※本稿は、成毛眞『バズる書き方 書く力が、人もお金も引き寄せる』(SB新書)の一部を再編集したものです。
「面白い文章」と「ロジカルな文章」は別もの
文章とは本来テクニカルなものだ。元から文章が天才的にうまい人もいるが、テクニカルなものである以上、テクニックを磨けば誰でもうまくなれる。
「うまい文章」というのは、ひと言でいえば「面白い文章」だ。
面白いから多くの人の目を引き、リアクションを起こさせ、結果としてバズる。そういうことだ。
さらに重要なことに、こうした「面白い文章」と「ロジカルな文章」とはまったくの別ものなのだ。
物事を理路整然と説明していて、面白くない文章というのも、世の中には山ほどある。
たとえば学者や新聞記者は、物事を理路整然と説明する訓練は受けている。彼らはそれが本分なのだから当たり前だ。しかし、その職業的文章力をSNSにそのまま持ち込んでもまったくバズらなかったりする。理由は言うまでもないだろう。面白くないからだ。
では、なぜ面白くないか。ひと言でいえば、SNSで読まれるという前提意識が不十分だからだ。ロジカルに説明することには神経を注いでも、読む人を意識して面白く語る意識が欠けているのである。
新聞記者のSNSがつまらない理由
たとえば、記者がネット記事をシェアしている投稿がある。ところが、その投稿内容が面白くないために、記事のリンクをクリックする気になれない(それどころか、投稿自体を最後まで読む気にもなれない)。おそらく、あなた自身もこうした投稿に出くわした経験があるだろう。
記事をシェアする投稿の目的は、もちろん記事をクリックして読んでもらうことだ。そのために書く投稿内容は、読者を記事へと誘導する「魅力的なリード文」でなくてはいけない。
しかも発信の舞台は、ひっきりなしにいろんな人の投稿が流れてくるSNSだ。見た人に一瞬で「おっ?」と思わせることができなければ、目に留めてもらえない。となると重要なのはロジックよりも1行で人を引きつけるノウハウということになるだろう。
こういう例に限らず、SNSにロジックはいらないといっていい。
SNS上でバズる文章とは、ロジックありきの論文や記事の類いよりも、じつは一見とりとめのない「エッセイ」に近いものなのだ。
そして誤解を恐れずに言えば、エッセイはじつは文章のアマチュアのほうが伸び代は大きい。
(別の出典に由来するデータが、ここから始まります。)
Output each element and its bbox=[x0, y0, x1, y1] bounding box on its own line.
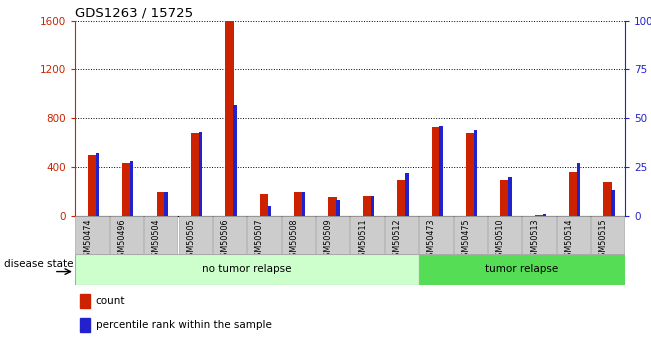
Text: GSM50506: GSM50506 bbox=[221, 219, 230, 262]
Text: GSM50507: GSM50507 bbox=[255, 219, 264, 262]
FancyBboxPatch shape bbox=[316, 216, 350, 254]
Text: disease state: disease state bbox=[4, 259, 74, 269]
Bar bbox=[397, 180, 406, 216]
Text: GSM50512: GSM50512 bbox=[393, 219, 402, 262]
Bar bbox=[80, 318, 90, 332]
Text: GSM50513: GSM50513 bbox=[530, 219, 539, 262]
Text: GSM50510: GSM50510 bbox=[495, 219, 505, 262]
Bar bbox=[165, 192, 168, 216]
Bar bbox=[405, 173, 409, 216]
Text: GSM50508: GSM50508 bbox=[289, 219, 298, 262]
Text: GDS1263 / 15725: GDS1263 / 15725 bbox=[75, 7, 193, 20]
Bar bbox=[363, 196, 372, 216]
FancyBboxPatch shape bbox=[591, 216, 624, 254]
FancyBboxPatch shape bbox=[419, 216, 452, 254]
Bar bbox=[260, 194, 268, 216]
FancyBboxPatch shape bbox=[350, 216, 384, 254]
Text: GSM50475: GSM50475 bbox=[462, 219, 470, 262]
Text: GSM50509: GSM50509 bbox=[324, 219, 333, 262]
Text: GSM50504: GSM50504 bbox=[152, 219, 161, 262]
Bar bbox=[328, 197, 337, 216]
Text: GSM50511: GSM50511 bbox=[358, 219, 367, 262]
Text: GSM50496: GSM50496 bbox=[117, 219, 126, 262]
FancyBboxPatch shape bbox=[110, 216, 143, 254]
Text: GSM50505: GSM50505 bbox=[186, 219, 195, 262]
Bar bbox=[337, 200, 340, 216]
FancyBboxPatch shape bbox=[282, 216, 315, 254]
FancyBboxPatch shape bbox=[247, 216, 281, 254]
Bar bbox=[191, 133, 199, 216]
FancyBboxPatch shape bbox=[488, 216, 521, 254]
Bar bbox=[80, 294, 90, 308]
FancyBboxPatch shape bbox=[76, 216, 109, 254]
Bar bbox=[96, 153, 99, 216]
Bar bbox=[156, 192, 165, 216]
Text: GSM50515: GSM50515 bbox=[599, 219, 608, 262]
FancyBboxPatch shape bbox=[75, 254, 419, 285]
FancyBboxPatch shape bbox=[385, 216, 418, 254]
Bar bbox=[474, 130, 477, 216]
FancyBboxPatch shape bbox=[178, 216, 212, 254]
Bar bbox=[439, 126, 443, 216]
Bar bbox=[199, 132, 202, 216]
Text: GSM50514: GSM50514 bbox=[564, 219, 574, 262]
Bar bbox=[88, 155, 96, 216]
FancyBboxPatch shape bbox=[557, 216, 590, 254]
Text: GSM50474: GSM50474 bbox=[83, 219, 92, 262]
Bar bbox=[302, 192, 305, 216]
Bar bbox=[122, 163, 131, 216]
Bar bbox=[508, 177, 512, 216]
Text: no tumor relapse: no tumor relapse bbox=[202, 264, 292, 274]
Bar bbox=[569, 172, 577, 216]
FancyBboxPatch shape bbox=[454, 216, 487, 254]
FancyBboxPatch shape bbox=[419, 254, 625, 285]
Bar bbox=[268, 206, 271, 216]
Text: percentile rank within the sample: percentile rank within the sample bbox=[96, 320, 271, 330]
Bar bbox=[466, 133, 475, 216]
Bar bbox=[432, 127, 440, 216]
Bar bbox=[603, 182, 612, 216]
Text: count: count bbox=[96, 296, 125, 306]
Bar bbox=[233, 105, 236, 216]
Bar bbox=[534, 215, 544, 216]
Text: GSM50473: GSM50473 bbox=[427, 219, 436, 262]
Bar bbox=[543, 214, 546, 216]
FancyBboxPatch shape bbox=[144, 216, 178, 254]
FancyBboxPatch shape bbox=[522, 216, 556, 254]
Bar bbox=[225, 21, 234, 216]
Bar bbox=[611, 190, 615, 216]
Bar bbox=[577, 163, 581, 216]
Text: tumor relapse: tumor relapse bbox=[485, 264, 559, 274]
Bar bbox=[370, 196, 374, 216]
Bar bbox=[294, 192, 303, 216]
Bar bbox=[501, 180, 509, 216]
Bar bbox=[130, 161, 133, 216]
FancyBboxPatch shape bbox=[213, 216, 246, 254]
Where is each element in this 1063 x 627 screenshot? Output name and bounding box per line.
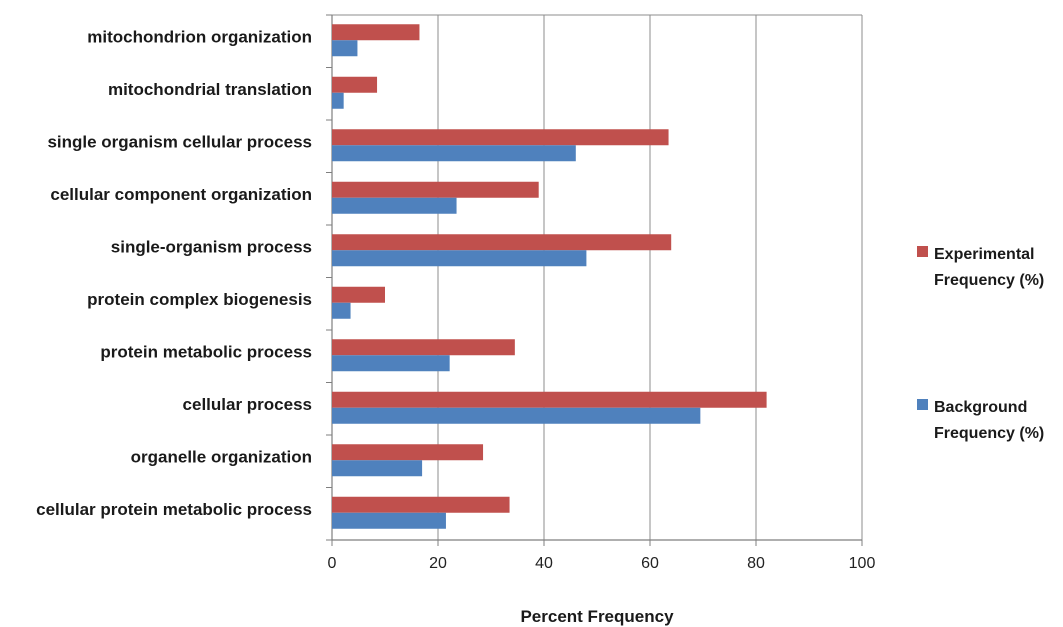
x-tick-label: 0 — [328, 555, 337, 572]
bar-background — [332, 512, 446, 529]
bar-experimental — [332, 444, 484, 461]
category-label: cellular component organization — [50, 185, 312, 204]
x-tick-label: 60 — [641, 555, 659, 572]
bar-experimental — [332, 24, 420, 41]
category-label: mitochondrial translation — [108, 80, 312, 99]
bar-experimental — [332, 286, 385, 303]
category-label: cellular protein metabolic process — [36, 500, 312, 519]
bar-experimental — [332, 391, 767, 408]
x-axis-title: Percent Frequency — [520, 607, 674, 626]
bar-experimental — [332, 181, 539, 198]
bar-experimental — [332, 234, 672, 251]
category-label: single-organism process — [111, 238, 312, 257]
bar-experimental — [332, 76, 378, 93]
bar-background — [332, 250, 587, 267]
category-label: cellular process — [183, 395, 312, 414]
bar-experimental — [332, 496, 510, 513]
bar-background — [332, 407, 701, 424]
bar-experimental — [332, 129, 669, 146]
category-label: protein complex biogenesis — [87, 290, 312, 309]
x-tick-label: 40 — [535, 555, 553, 572]
category-label: protein metabolic process — [100, 343, 312, 362]
bar-background — [332, 302, 351, 319]
legend-swatch-experimental — [917, 246, 928, 257]
category-label: single organism cellular process — [47, 133, 312, 152]
bar-background — [332, 92, 344, 109]
category-label: mitochondrion organization — [87, 28, 312, 47]
x-tick-label: 100 — [849, 555, 876, 572]
legend-label: Frequency (%) — [934, 272, 1044, 289]
bar-background — [332, 460, 423, 477]
bar-background — [332, 40, 358, 57]
category-label: organelle organization — [131, 448, 312, 467]
x-tick-label: 20 — [429, 555, 447, 572]
bar-experimental — [332, 339, 515, 356]
legend-swatch-background — [917, 399, 928, 410]
legend-label: Experimental — [934, 246, 1034, 263]
bar-background — [332, 355, 450, 372]
legend-label: Frequency (%) — [934, 425, 1044, 442]
legend-label: Background — [934, 399, 1027, 416]
bar-background — [332, 145, 576, 162]
bar-background — [332, 197, 457, 214]
x-tick-label: 80 — [747, 555, 765, 572]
普段ロジカルなものを書いている人だと、SNSで発信するときにもついロジカルな頭が発動してしまう。一方あまり書き慣れていないならば、文章を書く頭がまっさらなぶん、エッセイ的な素養を後天的に身につけやすいのだ。
・投稿の書き出しは「魅力的なリード文」にする。
・論理的な文章より、気軽なエッセイのほうが拡散しやすい。
・書きなれていない人のほうがエッセイの素養を身につけやすい。